Train a VLA Model with SO101

Overview

This tutorial walks you through the complete workflow for training and deploying Vision-Language-Action (VLA) models on SO101 robot arms using Cyberwave. You’ll learn how to:

Set up your physical robot hardware and connect it to Cyberwave
Calibrate robots for accurate teleoperation
Collect high-quality demonstration data through teleoperation
Create and manage datasets from recorded episodes
Train ML models on your custom datasets
Deploy trained models as autonomous controllers

By the end of this tutorial, you’ll have a working VLA model that can control your SO101 robot using natural language prompts.

This tutorial assumes you’ve already completed the SO101 Get Started guide and have a working teleoperation setup.

Prerequisites

Before starting this tutorial, ensure you have:

Hardware Setup
Software Setup

SO101 robot arm set (leader and follower) properly connected
Wrist-mounted camera on the follower arm
Edge device (computer or SBC) running Cyberwave Edge Core
Physical workspace cleared and ready for demonstrations

Step 1: Initial Setup and Calibration

Create Your Environment

If you haven’t already created an environment:

Sign up for a Cyberwave account
Create a new environment with:
- One SO101 robot twin
- One wrist camera twin (docked to the SO101’s wrist)
- Optional: Additional USB cameras for multi-view recording

API Reference:

POST /api/v1/environments - Create a new environment
POST /api/v1/twins - Create digital twins
GET /api/v1/environments/{uuid}/twins - List twins in an environment

MQTT Topics:

cyberwave/twin/{uuid}/command - Receive commands from cloud (subscribed by edge)
cyberwave/twin/{uuid}/telemetry - Send telemetry events (connected, disconnected, telemetry_start, telemetry_end, initial_observation)

Install Cyberwave Edge

Connect your edge device to Cyberwave:

# Install the Cyberwave CLI
curl -fsSL https://cyberwave.com/install.sh | bash

# Install and configure Edge Core
sudo cyberwave edge install

Follow the prompts to:

Log in with your Cyberwave credentials
Select your environment
Pair physical hardware with digital twins

Alert showing driver installation and pairing status

Calibrate Your Robots

Calibration is required before using the SO101 for teleoperation or control. The platform will alert you when calibration is missing or required.
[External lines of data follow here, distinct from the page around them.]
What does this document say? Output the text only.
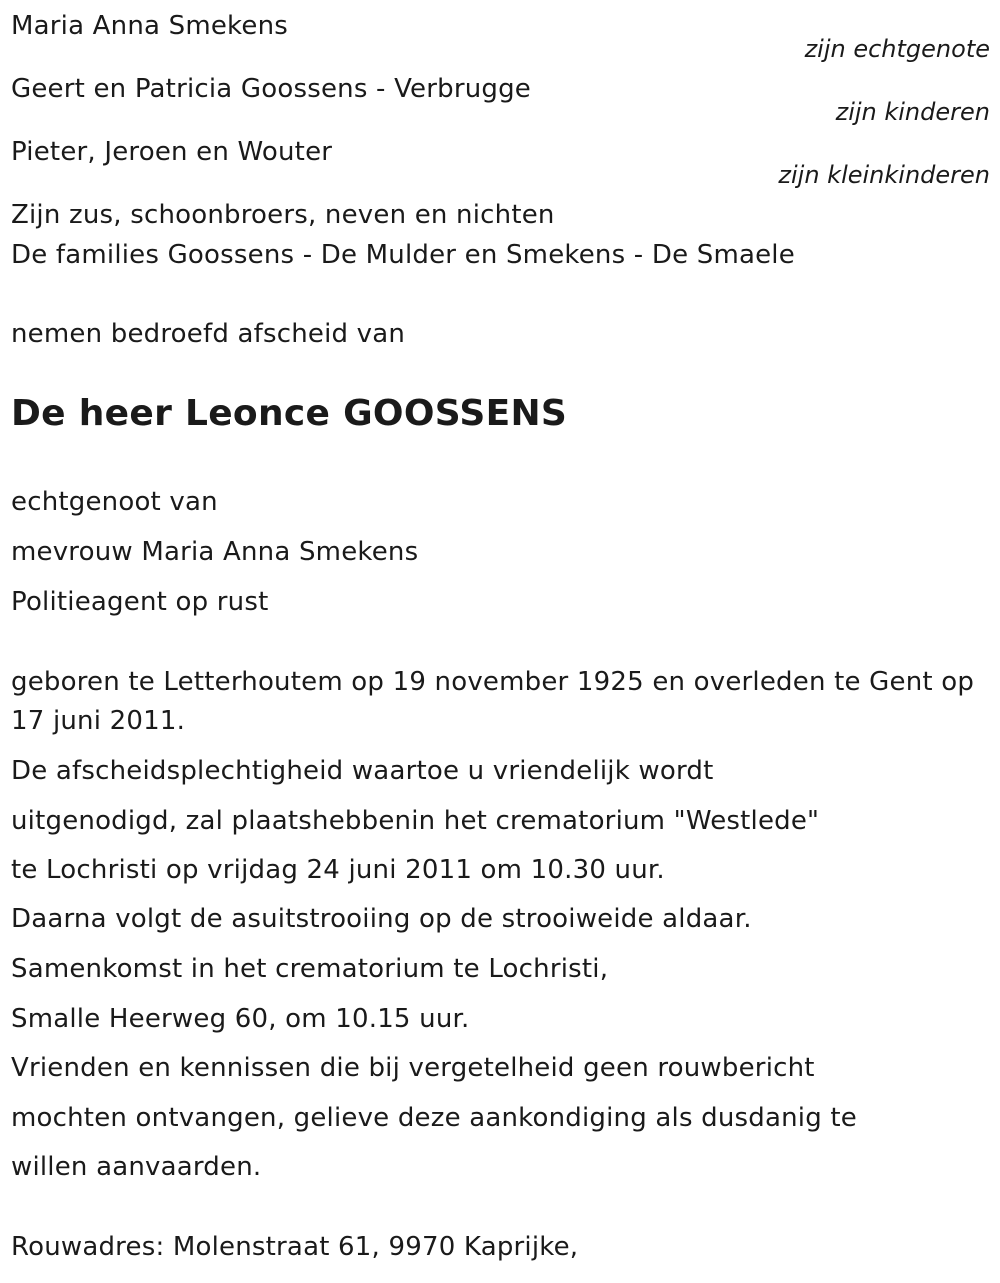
Maria Anna Smekens
zijn echtgenote
Geert en Patricia Goossens - Verbrugge
zijn kinderen
Pieter, Jeroen en Wouter
zijn kleinkinderen
Zijn zus, schoonbroers, neven en nichten
De families Goossens - De Mulder en Smekens - De Smaele
nemen bedroefd afscheid van
De heer Leonce GOOSSENS
echtgenoot van
mevrouw Maria Anna Smekens
Politieagent op rust
geboren te Letterhoutem op 19 november 1925 en overleden te Gent op
17 juni 2011.
De afscheidsplechtigheid waartoe u vriendelijk wordt
uitgenodigd, zal plaatshebbenin het crematorium "Westlede"
te Lochristi op vrijdag 24 juni 2011 om 10.30 uur.
Daarna volgt de asuitstrooiing op de strooiweide aldaar.
Samenkomst in het crematorium te Lochristi,
Smalle Heerweg 60, om 10.15 uur.
Vrienden en kennissen die bij vergetelheid geen rouwbericht
mochten ontvangen, gelieve deze aankondiging als dusdanig te
willen aanvaarden.
Rouwadres: Molenstraat 61, 9970 Kaprijke,
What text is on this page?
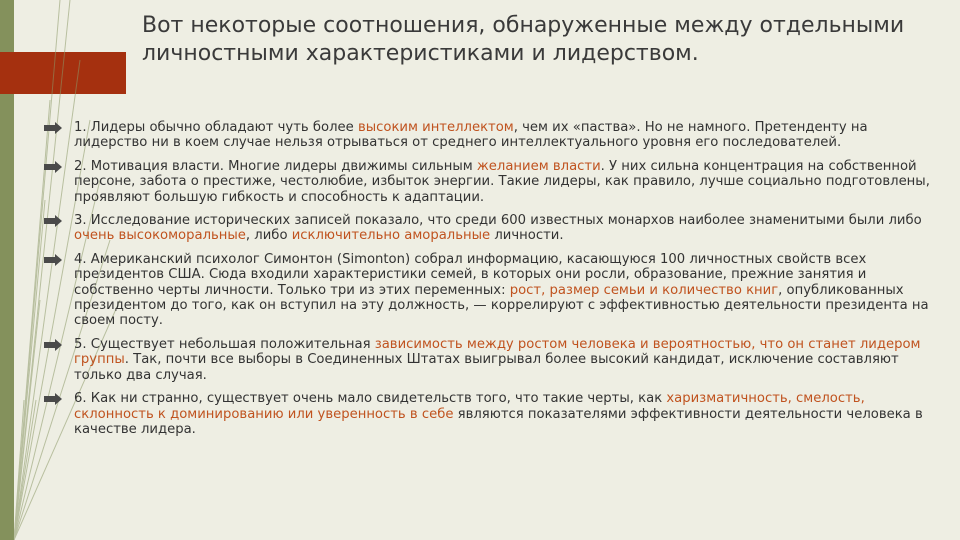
Вот некоторые соотношения, обнаруженные между отдельными
личностными характеристиками и лидерством.
1. Лидеры обычно обладают чуть более высоким интеллектом, чем их «паства». Но не намного. Претенденту на лидерство ни в коем случае нельзя отрываться от среднего интеллектуального уровня его последователей.
2. Мотивация власти. Многие лидеры движимы сильным желанием власти. У них сильна концентрация на собственной персоне, забота о престиже, честолюбие, избыток энергии. Такие лидеры, как правило, лучше социально подготовлены, проявляют большую гибкость и способность к адаптации.
3. Исследование исторических записей показало, что среди 600 известных монархов наиболее знаменитыми были либо очень высокоморальные, либо исключительно аморальные личности.
4. Американский психолог Симонтон (Simonton) собрал информацию, касающуюся 100 личностных свойств всех президентов США. Сюда входили характеристики семей, в которых они росли, образование, прежние занятия и собственно черты личности. Только три из этих переменных: рост, размер семьи и количество книг, опубликованных президентом до того, как он вступил на эту должность, — коррелируют с эффективностью деятельности президента на своем посту.
5. Существует небольшая положительная зависимость между ростом человека и вероятностью, что он станет лидером группы. Так, почти все выборы в Соединенных Штатах выигрывал более высокий кандидат, исключение составляют только два случая.
6. Как ни странно, существует очень мало свидетельств того, что такие черты, как харизматичность, смелость, склонность к доминированию или уверенность в себе являются показателями эффективности деятельности человека в качестве лидера.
Calibration alerts for leader and follower arms

You can close calibration alerts without calibrating, but they will reappear when the robot needs to be used. Complete calibration before proceeding with data collection.

To calibrate:

Navigate to your environment in Live Mode
Select the SO101 twin
Click the Calibrate button for each arm (leader and follower)
Follow the on-screen instructions to move joints through their full range

Calibration outcomes:

Success: Calibration completes without alerts — proceed to teleoperation
Poor quality: Platform warns that calibration may be inaccurate — consider re-taking
Failure: Calibration fails with specific error messages — review errors and retry

Calibration failure alert with retry button

Recalibrating later: You can recalibrate anytime from Live Mode by selecting the twin and clicking the calibration option.

Store calibration results by twin UUID. If you rebuild or reset your edge device, you may need to recalibrate.

API Reference:

GET /api/v1/twins/{uuid}/calibration - Get twin calibration data
POST /api/v1/twins/{uuid}/calibration - Update twin calibration
DELETE /api/v1/twins/{uuid}/calibration - Delete calibration data

MQTT Topics:

cyberwave/twin/{uuid}/command - Calibration commands (start, next, complete)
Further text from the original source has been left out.